1. M. et Mme A... ont acquis en 2005 et 2008 divers biens immobiliers au sein de l'Hôtel Courtois, situé dans le secteur sauvegardé de Beaucaire (Gard). Ils ont adhéré à l'association foncière urbaine libre (AFUL) constituée pour la restauration groupée du bâtiment sous le régime du 3° de l'article 156-I du code général des impôts dit " Loi Malraux " et ont porté en déduction de leurs revenus fonciers des années 2005 à 2012 les déficits résultant de dépenses de travaux et des intérêts d'emprunt exposés pour la réhabilitation de ces biens. Lors du contrôle sur pièces de leur dossier, l'administration a eu connaissance de renseignements de l'autorité judiciaire concluant à l'inachèvement des travaux et au défaut de mise en location des appartements et a réintégré les sommes déduites par les contribuables de leur revenu global des années 2010, 2011 et 2012. En application de l'article L. 170 du livre des procédures fiscales, elle a effectué des rectifications identiques sur les revenus des années 2005 à 2009. Ces rectifications ont été notifiées selon la procédure contradictoire par une proposition de rectification du 4 juillet 2013 au titre des années 2005 à 2007, et par une proposition de rectification du 5 juillet 2013 au titre des années 2008 à 2012. M. A... a demandé au tribunal administratif de Bordeaux de prononcer la décharge des cotisations supplémentaires d'impôt sur le revenu et de contributions sociales auxquelles il a été assujetti avec son épouse au titre des années 2005 à 2012. Par deux jugements n° 1600832 et n° 1600833 du 31 janvier 2018, le tribunal administratif a rejeté ses demandes. M. A... relève appel de ces jugements.

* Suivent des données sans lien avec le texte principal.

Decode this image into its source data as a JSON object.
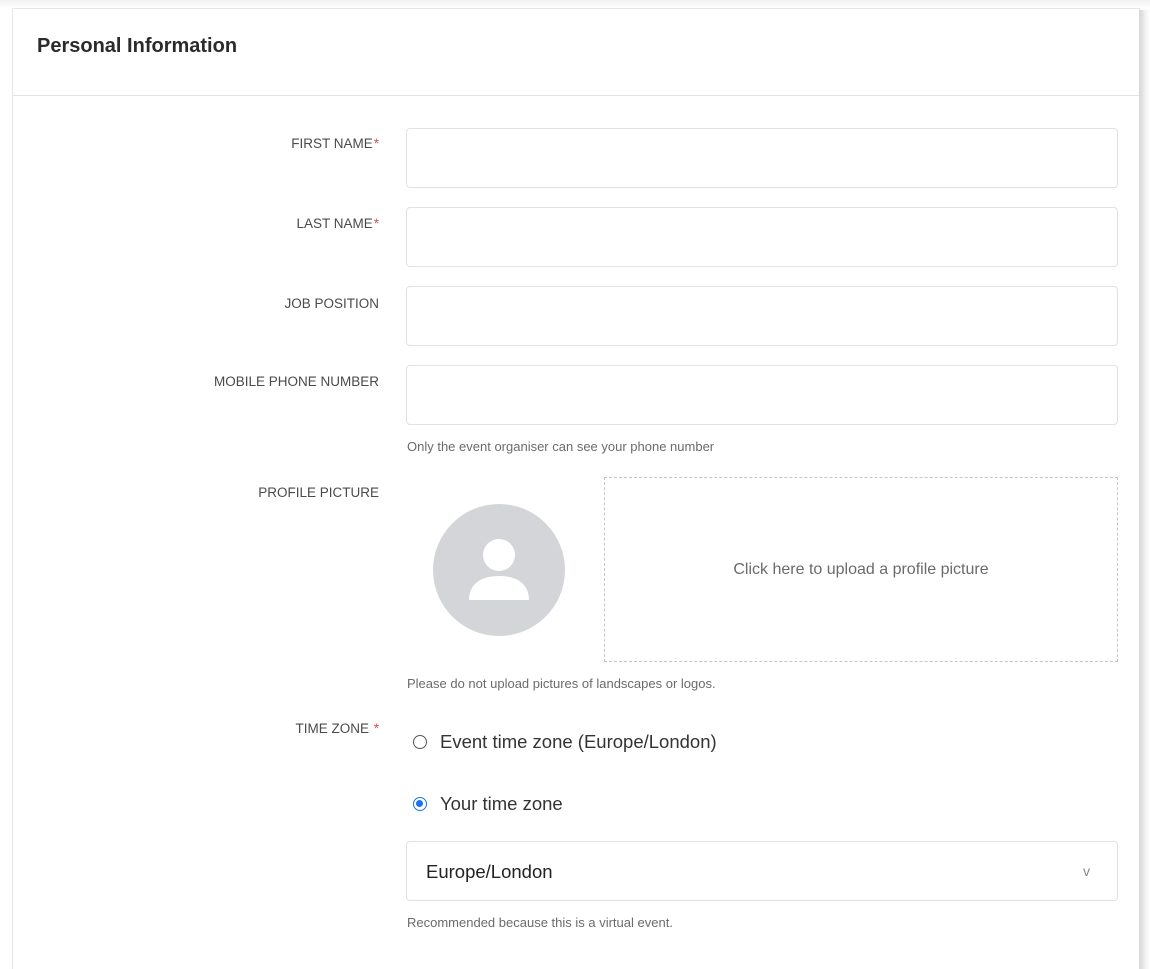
{
  "header": {
    "title": "Personal Information"
  },
  "fields": {
    "first_name": {
      "label": "FIRST NAME",
      "required_mark": "*",
      "value": ""
    },
    "last_name": {
      "label": "LAST NAME",
      "required_mark": "*",
      "value": ""
    },
    "job_position": {
      "label": "JOB POSITION",
      "value": ""
    },
    "mobile_phone": {
      "label": "MOBILE PHONE NUMBER",
      "value": "",
      "help": "Only the event organiser can see your phone number"
    },
    "profile_picture": {
      "label": "PROFILE PICTURE",
      "upload_text": "Click here to upload a profile picture",
      "help": "Please do not upload pictures of landscapes or logos.",
      "placeholder_icon": "user-silhouette-icon"
    },
    "time_zone": {
      "label": "TIME ZONE",
      "required_mark": "*",
      "options": [
        {
          "label": "Event time zone (Europe/London)",
          "checked": false
        },
        {
          "label": "Your time zone",
          "checked": true
        }
      ],
      "select_value": "Europe/London",
      "select_arrow": "v",
      "help": "Recommended because this is a virtual event."
    }
  },
  "colors": {
    "required": "#d9534f",
    "radio_selected": "#1a73e8",
    "avatar_bg": "#d3d5d8"
  }
}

2. Les requêtes n° 18BX01126 et n° 18BX01127, présentées par M. A..., présentent à juger des questions semblables et ont fait l'objet d'une instruction commune. Il y a lieu de les joindre pour statuer par un seul arrêt.

Sur la régularité de la procédure d'imposition :

3. Aux termes de l'article L. 10 du livre des procédures fiscales : " L'administration des impôts contrôle les déclarations ainsi que les actes utilisés pour l'établissement des impôts, droits, taxes et redevances. Elle contrôle également les documents déposés en vue d'obtenir des déductions, restitutions ou remboursements, ou d'acquitter tout ou partie d'une imposition au moyen d'une créance sur l'État. A cette fin, elle peut demander aux contribuables tous renseignements, justifications ou éclaircissements relatifs aux déclarations souscrites ou aux actes déposés. (...) ".

4. Il résulte de l'instruction que l'administration a adressé le 16 octobre 2012 une demande de renseignements à l'appelant portant sur les revenus fonciers et la déduction de pensions alimentaires, à laquelle il a répondu le 10 novembre 2012. Il est constant que le courrier de demande de renseignements précité précisait qu'en l'absence de nouveau courrier dans le délai de 60 jours suivant la réponse du contribuable, le dossier pouvait être considéré comme clos.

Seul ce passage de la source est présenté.